La paternité : un équilibre divin pour la famille
Par David Mastriforti, pasteur à Clamart et enseignant d’éthique familiale à l’ITB
Durant les premiers mois de la vie, l’enfant est en parfaite symbiose avec sa mère. Leur relation est fusionnelle. À la naissance, pour que l’enfant puisse se détacher de sa mère et s’ouvrir aux autres, la présence active d’un père – ou d’une figure paternelle – est nécessaire.
En son absence, la relation mère-enfant reste sur un mode fusionnel. La mère peut devenir possessive, parfois à l’excès. L’enfant a alors du mal à développer son identité et n’existe qu’en tant que prolongement de sa mère.
Si c’est une fille, elle devient son miroir (1). Si c’est un garçon, il peut devenir inconsciemment un substitut d’homme, surtout si la mère a été abandonnée ou blessée. Dans les deux cas, cette relation peut devenir une relation d’amour-haine (2).
Les enfants surprotégés risquent d’avoir une faible estime d’eux-mêmes et, à l’âge adulte, des difficultés conjugales. Pour un développement sain, la séparation est essentielle. Les parents doivent encourager l’autonomie de leur enfant dès le plus jeune âge.

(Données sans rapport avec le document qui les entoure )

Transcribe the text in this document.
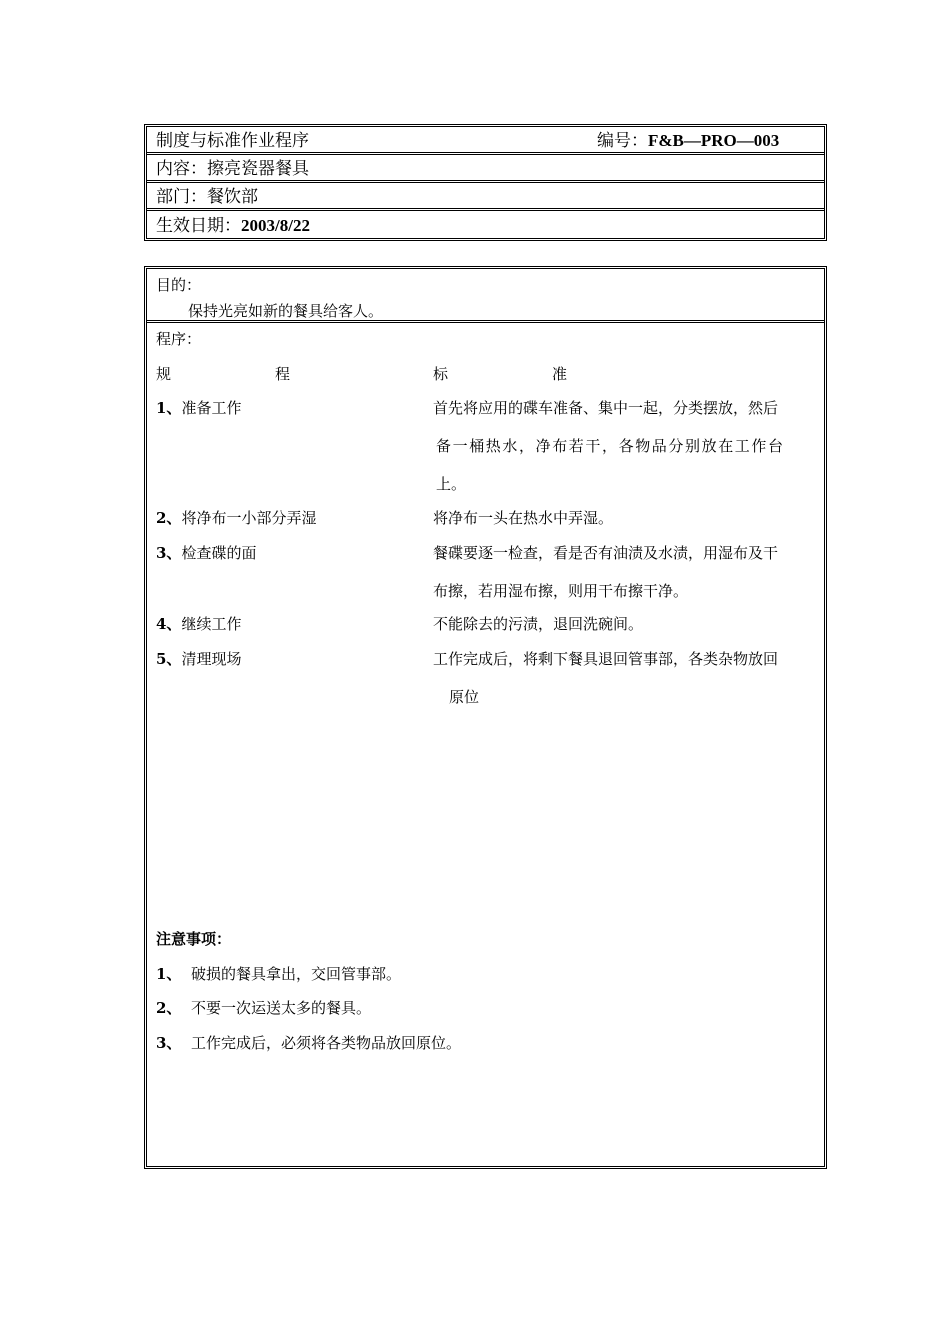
制度与标准作业程序	编号：F&B—PRO—003
内容：擦亮瓷器餐具
部门：餐饮部
生效日期：2003/8/22
目的：
保持光亮如新的餐具给客人。
程序：
规程	标准
1、准备工作	首先将应用的碟车准备、集中一起，分类摆放，然后
备一桶热水，净布若干，各物品分别放在工作台
上。
2、将净布一小部分弄湿	将净布一头在热水中弄湿。
3、检查碟的面	餐碟要逐一检查，看是否有油渍及水渍，用湿布及干
布擦，若用湿布擦，则用干布擦干净。
4、继续工作	不能除去的污渍，退回洗碗间。
5、清理现场	工作完成后，将剩下餐具退回管事部，各类杂物放回
原位
注意事项：
1、 破损的餐具拿出，交回管事部。
2、 不要一次运送太多的餐具。
3、 工作完成后，必须将各类物品放回原位。
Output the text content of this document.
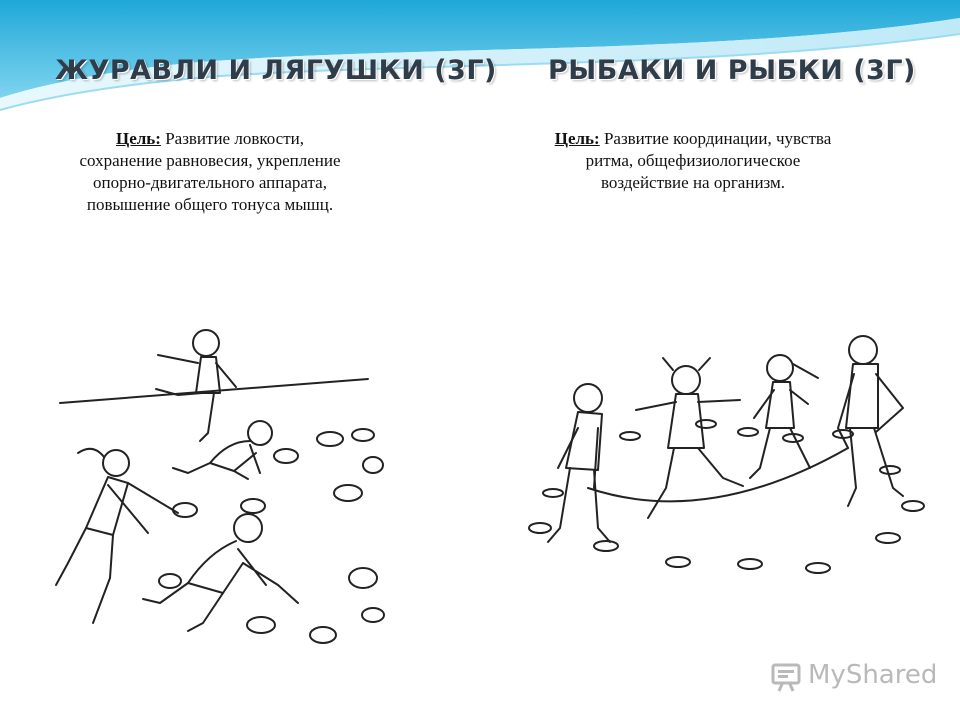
ЖУРАВЛИ И ЛЯГУШКИ (3Г) РЫБАКИ И РЫБКИ (3Г)

Цель: Развитие ловкости, сохранение равновесия, укрепление опорно-двигательного аппарата, повышение общего тонуса мышц.

Цель: Развитие координации, чувства ритма, общефизиологическое воздействие на организм.

MyShared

Le remède biblique : la salutaire séparation
Dès la Genèse, Dieu établit ce principe :
« L’homme quittera son père et sa mère… » (Genèse 2/24).

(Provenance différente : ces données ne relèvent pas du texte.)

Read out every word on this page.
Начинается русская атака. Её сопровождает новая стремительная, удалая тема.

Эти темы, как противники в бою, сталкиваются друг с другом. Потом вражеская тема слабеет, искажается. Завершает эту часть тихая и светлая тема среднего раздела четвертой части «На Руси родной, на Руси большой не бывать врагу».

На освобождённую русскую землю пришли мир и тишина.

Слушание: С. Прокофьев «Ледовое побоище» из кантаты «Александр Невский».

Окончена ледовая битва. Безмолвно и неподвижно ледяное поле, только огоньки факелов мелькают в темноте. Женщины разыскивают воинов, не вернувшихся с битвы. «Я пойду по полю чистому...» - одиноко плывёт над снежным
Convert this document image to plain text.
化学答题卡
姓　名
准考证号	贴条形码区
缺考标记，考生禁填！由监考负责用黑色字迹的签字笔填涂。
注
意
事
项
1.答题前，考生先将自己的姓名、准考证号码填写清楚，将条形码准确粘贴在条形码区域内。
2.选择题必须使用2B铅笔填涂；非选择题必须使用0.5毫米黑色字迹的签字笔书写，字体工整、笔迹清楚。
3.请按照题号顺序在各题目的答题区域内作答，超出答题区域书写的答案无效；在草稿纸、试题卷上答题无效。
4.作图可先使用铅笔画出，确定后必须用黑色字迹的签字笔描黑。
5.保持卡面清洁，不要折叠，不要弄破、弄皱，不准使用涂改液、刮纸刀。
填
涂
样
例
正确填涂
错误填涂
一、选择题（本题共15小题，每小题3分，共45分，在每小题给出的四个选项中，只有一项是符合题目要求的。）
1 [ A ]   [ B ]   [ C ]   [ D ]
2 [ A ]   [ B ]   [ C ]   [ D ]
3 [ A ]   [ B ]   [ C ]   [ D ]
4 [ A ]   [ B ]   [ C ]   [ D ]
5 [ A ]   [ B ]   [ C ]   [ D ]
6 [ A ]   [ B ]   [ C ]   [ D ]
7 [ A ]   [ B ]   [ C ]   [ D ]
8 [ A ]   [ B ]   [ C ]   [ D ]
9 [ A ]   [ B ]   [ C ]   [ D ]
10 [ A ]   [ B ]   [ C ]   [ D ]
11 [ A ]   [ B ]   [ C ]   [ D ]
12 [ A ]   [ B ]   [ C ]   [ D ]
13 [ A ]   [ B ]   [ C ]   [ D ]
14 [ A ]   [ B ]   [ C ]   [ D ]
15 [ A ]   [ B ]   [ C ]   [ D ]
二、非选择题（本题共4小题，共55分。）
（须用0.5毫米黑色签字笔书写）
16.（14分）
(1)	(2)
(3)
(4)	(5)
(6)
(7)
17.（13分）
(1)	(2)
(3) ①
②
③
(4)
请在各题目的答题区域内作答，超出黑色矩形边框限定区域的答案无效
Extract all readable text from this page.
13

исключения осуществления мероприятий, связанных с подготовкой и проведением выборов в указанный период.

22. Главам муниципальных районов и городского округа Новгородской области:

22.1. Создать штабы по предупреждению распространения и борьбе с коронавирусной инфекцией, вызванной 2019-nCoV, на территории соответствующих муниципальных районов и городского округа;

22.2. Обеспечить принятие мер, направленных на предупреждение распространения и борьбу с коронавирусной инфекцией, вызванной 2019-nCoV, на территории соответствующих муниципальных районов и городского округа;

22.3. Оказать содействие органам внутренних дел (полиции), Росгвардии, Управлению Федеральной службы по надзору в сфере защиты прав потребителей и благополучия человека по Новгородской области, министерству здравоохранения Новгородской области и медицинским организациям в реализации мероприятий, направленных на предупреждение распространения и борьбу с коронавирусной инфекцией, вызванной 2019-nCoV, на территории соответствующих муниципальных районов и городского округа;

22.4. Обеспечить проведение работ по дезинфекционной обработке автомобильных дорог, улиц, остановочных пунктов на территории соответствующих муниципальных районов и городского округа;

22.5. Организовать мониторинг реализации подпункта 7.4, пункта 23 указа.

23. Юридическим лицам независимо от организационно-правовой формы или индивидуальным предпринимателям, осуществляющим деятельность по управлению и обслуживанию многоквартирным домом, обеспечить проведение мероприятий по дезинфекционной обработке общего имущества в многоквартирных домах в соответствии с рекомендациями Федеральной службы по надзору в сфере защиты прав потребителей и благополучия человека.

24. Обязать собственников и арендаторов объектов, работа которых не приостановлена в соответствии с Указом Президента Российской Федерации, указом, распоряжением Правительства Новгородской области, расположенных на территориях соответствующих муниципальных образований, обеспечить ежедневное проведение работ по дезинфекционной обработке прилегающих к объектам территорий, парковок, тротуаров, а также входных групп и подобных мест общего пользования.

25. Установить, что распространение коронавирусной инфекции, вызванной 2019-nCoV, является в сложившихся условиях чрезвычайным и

Le seul remède à cette possessivité est la « coupure du cordon ».
Ève, la première mère, signifie « celle qui donne la vie ». En Genèse 4, on voit une évolution dans sa relation à la maternité. À la naissance de Caïn, elle déclare : « J’ai acquis un homme avec l’aide de l’Éternel. » Le mot hébreu utilisé ici, qânâh, évoque l’idée de possession, d’achat. On pourrait rendre Caïn par : « Je l’ai acquis, c’est à moi, c’est le mien. »
Caïn, le fils de la possessivité, devient l’enfant préféré, l’enfant chouchou, sur qui reposent les attentes de ses parents après la chute.
Adam, de son côté, reste toujours silencieux, en retrait – comme lors de la tentation par le serpent (Genèse 3/6). Il n’est que géniteur.
Le second enfant s’appelle Abel, signifiant « vapeur », « buée » (3), un être fragile, incapable de briser la fusion entre Ève et Caïn. Caïn, trop aimé et investi, ne supporte pas d’être désavoué par Dieu. Il ne pouvait être autre chose que jaloux, quand Abel est honoré par Dieu. Il devient le premier meurtrier.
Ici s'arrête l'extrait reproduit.